Эмануэль Квис наклоняется вперед, вытягивает шею, вылезая из крылатки, как птица из крыльев. И его лицо, как зеркало, отражает каждое движение и дрожь физиономии Тершика. Тершик умолкает и с ужасом прислушивается к отзвукам крика, который он сдержал. Господи, если я так орал, мне конец. Ведь я не хотел ничего такого сделать. Или хотел, но кто на моем месте не разозлился бы тоже! Он смотрит на двери диспетчерской, ожидая появления на их бледно-желтом фоне силуэта дежурного.

Силуэт не появился, но Тершик все равно весь съежился и захныкал:

— Прошу прощения. Другой раз от работы так обалдеешь за день, что голова кругом. Одни заботы.

Квис быстро наклонился к нему и спросил с жадным любопытством:

— Скажите мне, какие?

И Тершик, не подумав, начал рассказывать с таким неожиданным доверием, словно этот человек мог уже завтра разрешить все его проблемы.

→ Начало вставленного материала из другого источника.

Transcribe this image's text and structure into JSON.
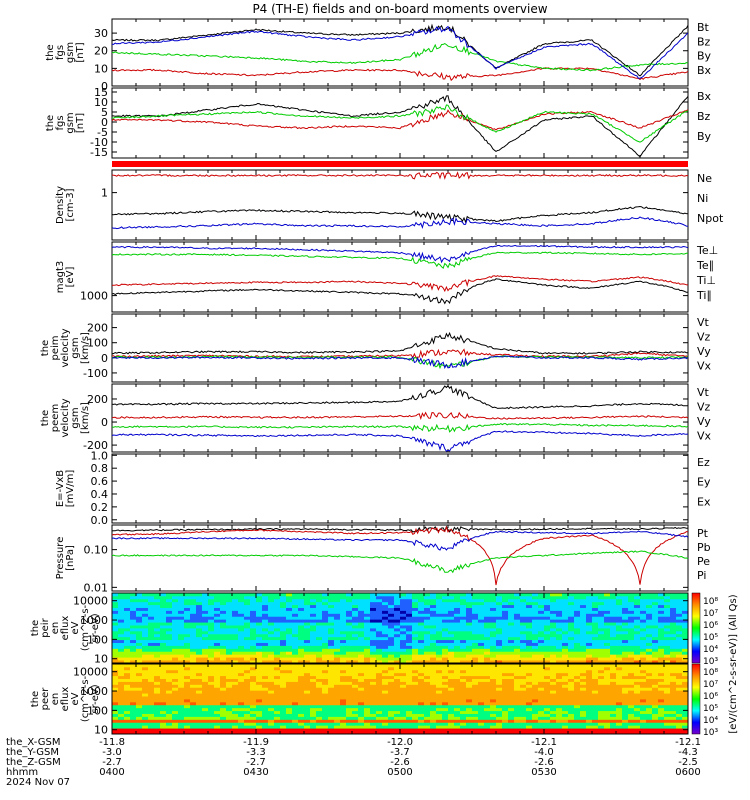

— Я ведь, пан Квис, не на постоянной. Хотелось бы получить путевую сторожку. Если вы пожалуетесь, мне крышка.

— Сторожку, — повторяет приезжий, — это которые возле путей? Ежедневно обходить свой участок, поднимать шлагбаум, иметь крышу над головой и твердое положение, быть почти что хозяином самому себе и не таскать в полночь чужие чемоданы так?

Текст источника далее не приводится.